Falco leaves sandbox, steps into CNCF Incubator

Cloud-native runtime security project Falco has joined the incubator of the Cloud Native Computing Foundation, after frolicking in the organisation’s sandbox since October 2018.

Falco is meant to reduce the risk of security incidents by informing about unexpected behaviour at runtime. It was started at container security company Sysdig, which is still the driving force of the project. The company’s chief open source advocate Kris Nova sees the promotion as an official reaffirmation of Falco’s vendor neutrality, which is a must for CNCF projects, as well as its general health, though.

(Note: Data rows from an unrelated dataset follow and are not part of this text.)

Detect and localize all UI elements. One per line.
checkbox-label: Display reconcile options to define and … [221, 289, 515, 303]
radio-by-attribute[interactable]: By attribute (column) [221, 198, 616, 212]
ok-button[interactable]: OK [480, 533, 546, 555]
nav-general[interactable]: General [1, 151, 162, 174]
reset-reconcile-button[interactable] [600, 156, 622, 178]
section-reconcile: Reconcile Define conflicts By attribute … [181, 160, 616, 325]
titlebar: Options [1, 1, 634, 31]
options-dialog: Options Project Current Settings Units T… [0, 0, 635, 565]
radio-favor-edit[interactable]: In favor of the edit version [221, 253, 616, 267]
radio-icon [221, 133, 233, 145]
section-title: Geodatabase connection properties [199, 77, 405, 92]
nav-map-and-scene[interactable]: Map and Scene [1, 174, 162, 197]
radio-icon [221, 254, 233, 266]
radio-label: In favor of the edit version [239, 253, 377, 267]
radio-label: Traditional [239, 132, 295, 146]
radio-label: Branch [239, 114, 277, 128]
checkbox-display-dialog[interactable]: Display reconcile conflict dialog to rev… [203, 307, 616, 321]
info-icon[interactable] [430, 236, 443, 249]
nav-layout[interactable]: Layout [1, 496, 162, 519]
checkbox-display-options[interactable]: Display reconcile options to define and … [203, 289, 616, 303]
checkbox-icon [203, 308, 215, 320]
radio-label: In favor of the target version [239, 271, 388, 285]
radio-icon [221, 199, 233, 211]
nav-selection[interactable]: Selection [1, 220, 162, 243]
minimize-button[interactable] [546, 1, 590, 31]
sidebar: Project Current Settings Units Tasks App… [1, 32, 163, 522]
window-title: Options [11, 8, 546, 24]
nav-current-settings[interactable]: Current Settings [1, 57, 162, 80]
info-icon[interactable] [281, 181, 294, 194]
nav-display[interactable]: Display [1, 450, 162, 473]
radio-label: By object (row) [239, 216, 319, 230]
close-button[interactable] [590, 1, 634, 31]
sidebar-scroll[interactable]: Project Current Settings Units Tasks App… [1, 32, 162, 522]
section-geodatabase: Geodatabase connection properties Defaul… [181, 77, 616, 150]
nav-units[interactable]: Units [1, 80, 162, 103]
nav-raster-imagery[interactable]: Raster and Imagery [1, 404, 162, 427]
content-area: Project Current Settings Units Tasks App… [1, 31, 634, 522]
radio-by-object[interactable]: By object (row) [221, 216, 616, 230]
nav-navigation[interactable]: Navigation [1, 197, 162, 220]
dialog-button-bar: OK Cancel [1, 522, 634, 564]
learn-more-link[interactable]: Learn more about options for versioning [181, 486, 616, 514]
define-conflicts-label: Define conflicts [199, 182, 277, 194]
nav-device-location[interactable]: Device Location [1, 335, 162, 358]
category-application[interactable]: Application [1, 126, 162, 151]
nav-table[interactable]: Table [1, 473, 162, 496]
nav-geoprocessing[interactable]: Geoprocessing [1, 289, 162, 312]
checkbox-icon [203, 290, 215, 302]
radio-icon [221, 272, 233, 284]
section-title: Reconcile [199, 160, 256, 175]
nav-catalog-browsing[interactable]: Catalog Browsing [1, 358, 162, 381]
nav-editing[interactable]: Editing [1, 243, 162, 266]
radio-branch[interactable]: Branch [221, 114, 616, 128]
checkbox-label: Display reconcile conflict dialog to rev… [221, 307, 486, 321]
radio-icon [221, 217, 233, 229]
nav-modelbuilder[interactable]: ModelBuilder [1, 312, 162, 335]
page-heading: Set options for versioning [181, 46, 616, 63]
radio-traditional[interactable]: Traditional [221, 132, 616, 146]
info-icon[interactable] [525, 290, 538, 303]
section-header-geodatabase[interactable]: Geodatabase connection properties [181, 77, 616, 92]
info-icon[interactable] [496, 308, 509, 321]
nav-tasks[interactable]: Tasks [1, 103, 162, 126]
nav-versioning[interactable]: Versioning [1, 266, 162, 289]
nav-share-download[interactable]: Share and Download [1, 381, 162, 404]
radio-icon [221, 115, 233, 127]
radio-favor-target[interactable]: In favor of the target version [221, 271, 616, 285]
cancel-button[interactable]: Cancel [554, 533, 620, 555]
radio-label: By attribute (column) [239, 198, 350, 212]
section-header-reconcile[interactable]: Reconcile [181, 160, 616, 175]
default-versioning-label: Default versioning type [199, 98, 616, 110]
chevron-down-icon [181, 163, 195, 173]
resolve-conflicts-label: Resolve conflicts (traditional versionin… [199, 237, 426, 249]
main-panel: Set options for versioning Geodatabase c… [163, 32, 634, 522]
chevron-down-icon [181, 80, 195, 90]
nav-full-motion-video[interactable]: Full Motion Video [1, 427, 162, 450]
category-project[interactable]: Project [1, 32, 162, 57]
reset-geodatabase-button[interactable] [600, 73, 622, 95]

Moving on, she has high hopes for the project. “Now that Falco is an incubation-level hosted project, we expect that Falco will become a standardized component for folks with runtime security concerns” she told DevClass in an e-mail. “We hope that we can use this new support to help tell a comprehensive cloud-native security story, in partnership with preventive tooling like OPA, and access control mechanisms, such as Kubernetes RBAC. We also expect that adoption will significantly increase our ability to generate and maintain contributions to the project.”

Falco’s new status also mirrors the growing importance of security projects in the CNCF. It was just a couple of weeks ago that The Update Framework became the foundation’s first security-related graduate project. While Sysdig’s CTO Loris Degioanni is surely happy about the interest, he also sees the issues connected to it.

“One of the biggest issues we continue to see is platform and cloud teams waiting to introduce security late in their adoption of cloud native. There is a fear that getting security involved early will slow the move to new environments. Therefore, we see that they first figure out how to deploy their application, then they worry about how to make it available. Their last step is tackling security and compliance. The thought is that security and compliance are not necessary until the application is available, so they do not focus on it until it’s needed.”

This, however, can get very costly, especially when issues come up with an already deployed solution. Finding the cause at that stage “requires a deeper investigation that takes more time and could require extensive changes to code. Using legacy security and compliance processes reduces the agility benefits of cloud native.” 

To make open source security projects for the cloud native space more appealing, stability is as important as the signaling effect of a foundation home. Which is only one of the reasons why work on the first major Falco release is in full swing right now. According to Nova, version 1.0 “will include a new TLS encrypted gRPC API, as well as other features enabling the consumption of Falco with other cloud-native tooling”. 

Other aspects the team is currently working on are the move of Falco components to an API-first architecture and new rules for the project’s security hub. After that, it’s back to working on the items of the CNCF’s todo list for graduating the process, which include receiving a best practice batch and completing security audits.